The quest for optimising search relevance often grapples with the challenge of missing labels. These labels underpin the foundation of machine learning models, instructing them on how best to evaluate and prioritise search results. But what happens when direct human interaction with the data isn't feasible due to privacy concerns, or when human labelling is too costly and inconsistent in quality? Enter the potential of external AI models.


External AI models, pre-trained on vast amounts of data, can serve as a proxy for human judgment. In scenarios where original data is sensitive or confidential, these models can produce predictions for label generation without direct human interaction. This approach not only safeguards user privacy but also ensures that data integrity remains uncompromised.


Moreover, leveraging external AI models can offer a more consistent and scalable solution compared to human labelling. Human judgment, while invaluable, can be prone to inconsistencies, biases, and variations, especially when scaled across a large dataset. In contrast, AI models can provide a more standardized and reproducible approach, reducing variations and boosting the reliability of the generated labels.


In this blog post, we will present the opportunity to use LLMs, in particular OpenAI GPT 3.5 and GPT 4.0, to label data from the Home Depot Product Search Relevance Kaggle competition and evaluate their performance. We will start by presenting the proposed algorithm and prompt to embed the model. Afterwards, the results from GPT 3.5 and GPT 4.0 will be compared and discussed. Not only will we assess the power of LLMs in data labelling, but also quantify how GPT 4.0 is more accurate than GPT 3.5.

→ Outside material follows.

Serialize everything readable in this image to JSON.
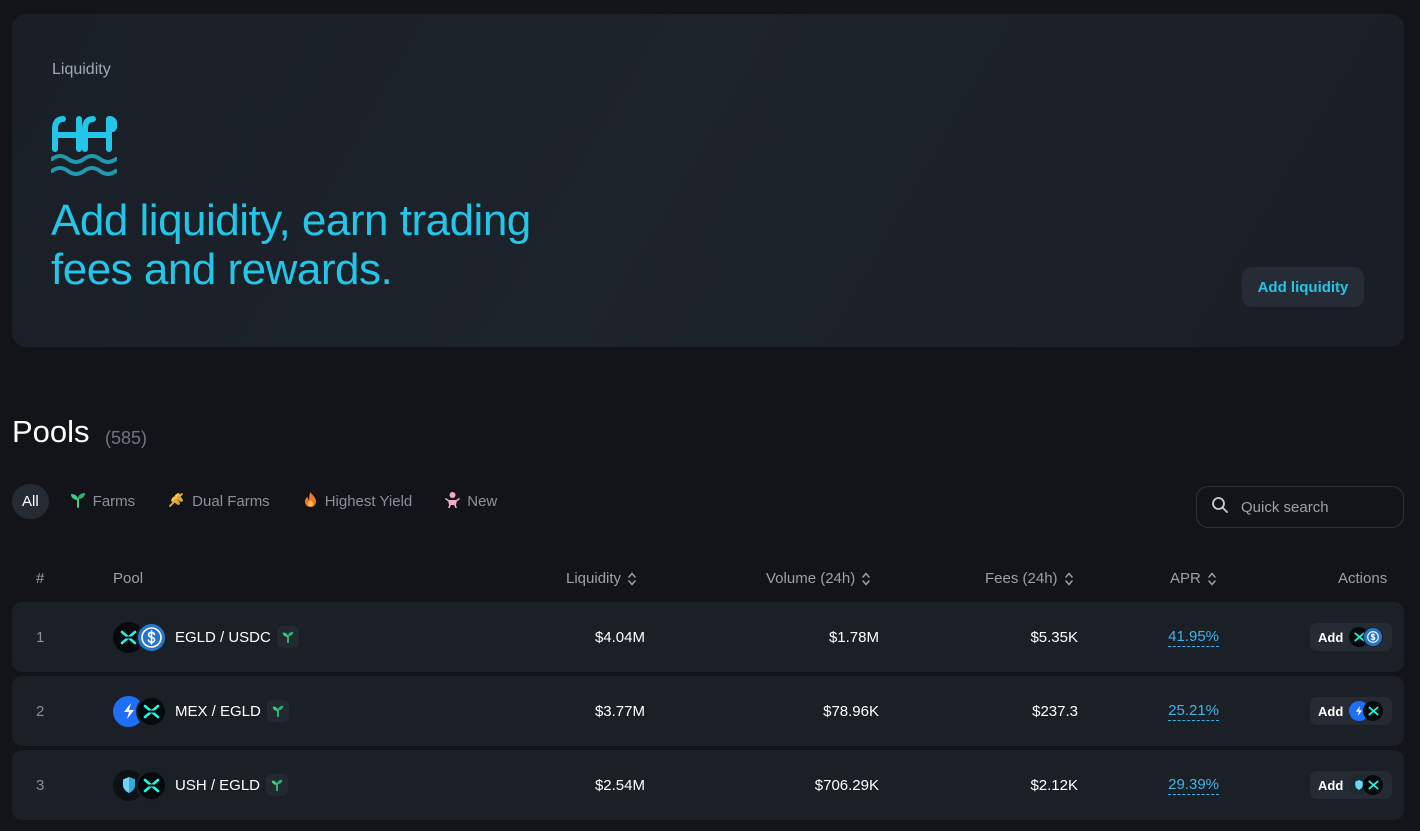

Presenting Home Depot Product Search Relevance Competition


In January 2016, Kaggle presented a challenge with Home Depot. Kagglers were asked to build a model that can predict the relevance of search results on their website in order to create a fast and accurate shopping experience for the customers.

The data set is composed of four csv files that must be used for the model design, including: training data (contains products, searches, and relevance scores), test data (contains products and searches), product descriptions (contains a text description of each product), attributes (extended technical information about a subset of the products). In the files, there are the following data fields:

  • id - a unique Id field which represents a (search_term, product_uid) pair

  • product_uid - an id for the products

  • product_title - the product title

  • product_description - the text description of the product (may contain HTML content)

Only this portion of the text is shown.